Thursday 1 March 2018

Stephen Bishop (1978) Losing Myself in You - LOST 70s GEMS



These lilting Jazz arrangements are the definition of mellow yacht rock, Stephen Bishop relies on laidback love songs and acoustic guitars and soft keyboards. The closing track When I Was in Love has wonderful lyrics such as "When I was in love, life was easier to be around each day went by without a care", while the misspelled but cool, I've Never Known a Nite Like This, features a slick groove full of jazzy funky chords that the Doobies and Steely Dan would kill for full of tight drums, silky keyboards, incredible slide guitar, a chorus that picks things up considerably and more of Bishop's pretty singing. Only the Heart Within You is a sleepy story song with a serene landscape of acoustic finger-picking and soaring strings, Bish's Hideway has nice flamenco guitar lines but most adventurous is Prelude: Vagabond from Heaven, is a highly animated track packed full of slamming drums, a tight disco bassline and dressed in multilayered polyphonic Moogs in the intro and strident strings flurrying back and forth in the outro. Weirder, if thats possible is What Love Can Do which sounds like a Disney tune with it's plodding rhythm, mischievous string lines, meowing cat effects and Seven Dwarfs styled deep backing vocals all giving a theatrical backdrop to another Bishop love song. I get the feeling Bishop is more easy listening and based in standards than his more soulful contemporaries Michael McDonald and Robbie Dupree.

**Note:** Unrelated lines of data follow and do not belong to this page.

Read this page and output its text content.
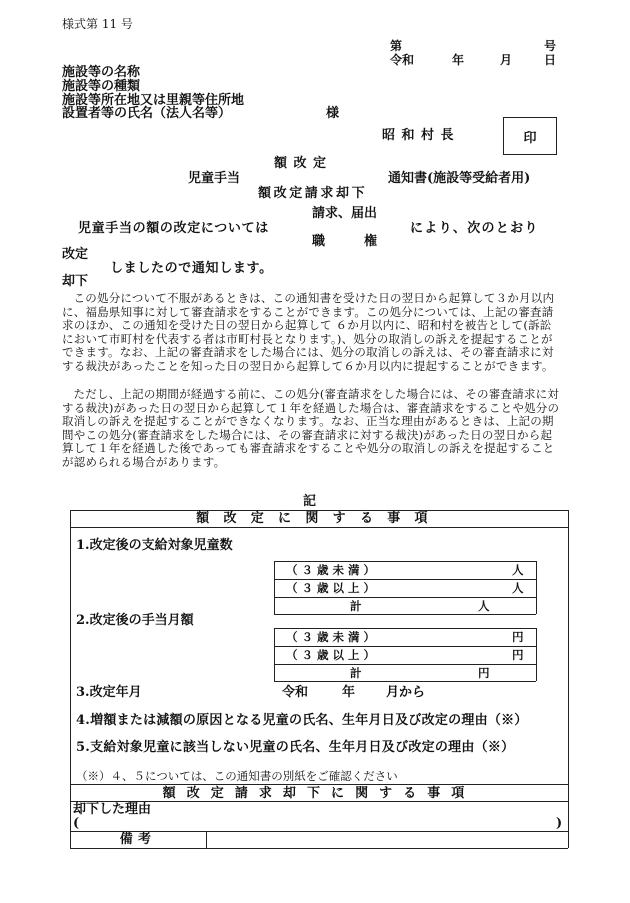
様式第 11 号
第	号
令和	年	月	日
施設等の名称
施設等の種類
施設等所在地又は里親等住所地
設置者等の氏名（法人名等）	様
昭和村長	印
額改定
児童手当	通知書(施設等受給者用)
額改定請求却下
請求、届出
児童手当の額の改定については	により、次のとおり
職　　　権
改定
しましたので通知します。
却下

この処分について不服があるときは、この通知書を受けた日の翌日から起算して３か月以内に、福島県知事に対して審査請求をすることができます。この処分については、上記の審査請求のほか、この通知を受けた日の翌日から起算して ６か月以内に、昭和村を被告として(訴訟において市町村を代表する者は市町村長となります。)、処分の取消しの訴えを提起することができます。なお、上記の審査請求をした場合には、処分の取消しの訴えは、その審査請求に対する裁決があったことを知った日の翌日から起算して６か月以内に提起することができます。

ただし、上記の期間が経過する前に、この処分(審査請求をした場合には、その審査請求に対する裁決)があった日の翌日から起算して１年を経過した場合は、審査請求をすることや処分の取消しの訴えを提起することができなくなります。なお、正当な理由があるときは、上記の期間やこの処分(審査請求をした場合には、その審査請求に対する裁決)があった日の翌日から起算して１年を経過した後であっても審査請求をすることや処分の取消しの訴えを提起することが認められる場合があります。

記
額改定に関する事項
1.改定後の支給対象児童数
（ ３ 歳 未 満 ）	人
（ ３ 歳 以 上 ）	人
計	人
2.改定後の手当月額
（ ３ 歳 未 満 ）	円
（ ３ 歳 以 上 ）	円
計	円
3.改定年月	令和	年 月から
4.増額または減額の原因となる児童の氏名、生年月日及び改定の理由（※）
5.支給対象児童に該当しない児童の氏名、生年月日及び改定の理由（※）
（※）４、５については、この通知書の別紙をご確認ください
額改定請求却下に関する事項
却下した理由
(	)
備考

Losing Myself in You starts with more coursing strings, this is a very sweet sounding album steeped in Jazz and standards, Bishops' delicate high tenor works well navigating the funky bass and acoustic pickin and smooth keyboards with a excellent melody as he describes the 'A palace in the South of France, where only the lonely people learn to dance' or 'The dog is barking and the sheets are cold, even that guy out on the street he knows'; the hopeless desperation of the chorus is also perfect. The big hit off the album was the almost Looking For The Right One, though it doesn't to me have the same heft as Losing Myself which manages to be string but have an effortless easy melody too and not sound as on the nose as LFTRO.